An extraordinary event that occurred in conjunction with the 1985 "Da'wah Conference" illustrates the Muslim opposition's unprecedented use of Islamic renewal as a cultural frame for public political protest against the martial law regime and the datu establishment. The organizers of the conference staged a large parade through the city to celebrate its opening. As many as ten thousand madrasah students from throughout the province marched from the Mahad in Campo Muslim, through the city plaza to the parade ground of the Central Elementary School, where they were reviewed by a number of dignitaries including the Muslim military commander of the region and the Muslim governor of the province.
As the very first event of its kind in Cotabato, the parade was remarkable in itself, displaying the exceptional growth in Islamic education in the province in the previous five years. However, it also included a political demonstration by Muslim college students that had
been planned weeks earlier at the Mahad in Campo Muslim. At that meeting, representatives from various Muslim student organizations at local colleges were addressed by Ustadz Ali, who spoke about the courage required to demonstrate publicly and told stories of his days as a student in Cairo demonstrating against Nasser. The students gathered again at the Mahad on the day before the parade to prepare placards and banners. Some of those carried messages (in English), such as "Allah Hates Oppressors" and "We support the Mujahideen in Afghanistan," and a few had quotations in Arabic from the Qur'an. Others held slogans that pointedly though obliquely protested the martial law regime ("Muslims and Christians Have a Common Enemy"), while still others voiced explicit criticism ("Military Out of Mindanao").
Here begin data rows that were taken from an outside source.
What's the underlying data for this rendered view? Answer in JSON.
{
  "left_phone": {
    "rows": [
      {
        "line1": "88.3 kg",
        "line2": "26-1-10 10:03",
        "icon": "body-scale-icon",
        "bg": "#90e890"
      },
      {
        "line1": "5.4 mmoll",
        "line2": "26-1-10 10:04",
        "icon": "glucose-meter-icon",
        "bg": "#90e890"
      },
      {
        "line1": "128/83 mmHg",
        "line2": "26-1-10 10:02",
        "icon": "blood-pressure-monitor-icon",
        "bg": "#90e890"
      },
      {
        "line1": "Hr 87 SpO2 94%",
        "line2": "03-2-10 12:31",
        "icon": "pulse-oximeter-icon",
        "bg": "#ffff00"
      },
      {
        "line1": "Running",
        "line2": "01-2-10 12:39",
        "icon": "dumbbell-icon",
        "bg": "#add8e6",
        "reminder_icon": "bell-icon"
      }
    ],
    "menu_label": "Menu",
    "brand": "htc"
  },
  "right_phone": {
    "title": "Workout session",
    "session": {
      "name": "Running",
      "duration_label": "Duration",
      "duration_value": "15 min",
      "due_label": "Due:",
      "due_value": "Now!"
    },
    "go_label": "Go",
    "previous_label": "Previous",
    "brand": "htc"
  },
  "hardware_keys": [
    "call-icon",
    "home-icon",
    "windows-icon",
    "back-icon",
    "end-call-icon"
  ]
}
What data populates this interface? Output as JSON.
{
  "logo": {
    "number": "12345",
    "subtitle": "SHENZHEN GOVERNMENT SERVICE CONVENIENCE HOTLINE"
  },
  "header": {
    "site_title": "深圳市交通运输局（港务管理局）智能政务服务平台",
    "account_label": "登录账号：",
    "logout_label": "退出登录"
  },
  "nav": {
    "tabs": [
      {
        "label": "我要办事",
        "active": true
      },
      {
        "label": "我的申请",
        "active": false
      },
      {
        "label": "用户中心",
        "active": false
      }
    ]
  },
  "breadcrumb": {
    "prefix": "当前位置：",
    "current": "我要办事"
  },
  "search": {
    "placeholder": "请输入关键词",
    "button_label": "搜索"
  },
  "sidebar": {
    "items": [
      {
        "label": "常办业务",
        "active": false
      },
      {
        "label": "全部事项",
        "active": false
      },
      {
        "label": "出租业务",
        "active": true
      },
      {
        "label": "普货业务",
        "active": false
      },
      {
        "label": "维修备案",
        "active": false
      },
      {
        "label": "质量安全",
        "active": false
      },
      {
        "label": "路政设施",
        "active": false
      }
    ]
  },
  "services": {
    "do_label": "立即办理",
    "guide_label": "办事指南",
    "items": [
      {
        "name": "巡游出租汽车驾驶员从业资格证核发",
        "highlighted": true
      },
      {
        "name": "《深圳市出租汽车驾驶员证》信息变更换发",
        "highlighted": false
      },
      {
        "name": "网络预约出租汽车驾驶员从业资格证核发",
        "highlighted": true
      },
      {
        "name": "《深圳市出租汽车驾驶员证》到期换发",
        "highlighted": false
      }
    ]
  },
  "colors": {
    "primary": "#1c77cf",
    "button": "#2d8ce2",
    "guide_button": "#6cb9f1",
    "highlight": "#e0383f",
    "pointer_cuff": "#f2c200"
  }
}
The most directly confrontational slogan stated: "MMA = Ministry of Munafiq Affairs." This message denounced the Ministry of Muslim Affairs, a new government agency created as part of the Marcos regime's unilateral implementation of the Tripoli Agreement, as a hypocritical, anti-Islamic (munafiq) institution. Zacaria Candao arrived at the Mahad later in the day and reviewed the banners. He asked that the four most controversial not be carried in the parade but approved their display at the school ground afterward. While it is not clear that Zacaria Candao or Ustadz Ali actually initiated the student demonstration, they clearly approved and facilitated it. With the addition of the student demonstrators, the parade represented not only the largest Islamic event ever held in the province but also the very first mass political action engaged in by Cotabato Muslims.[14]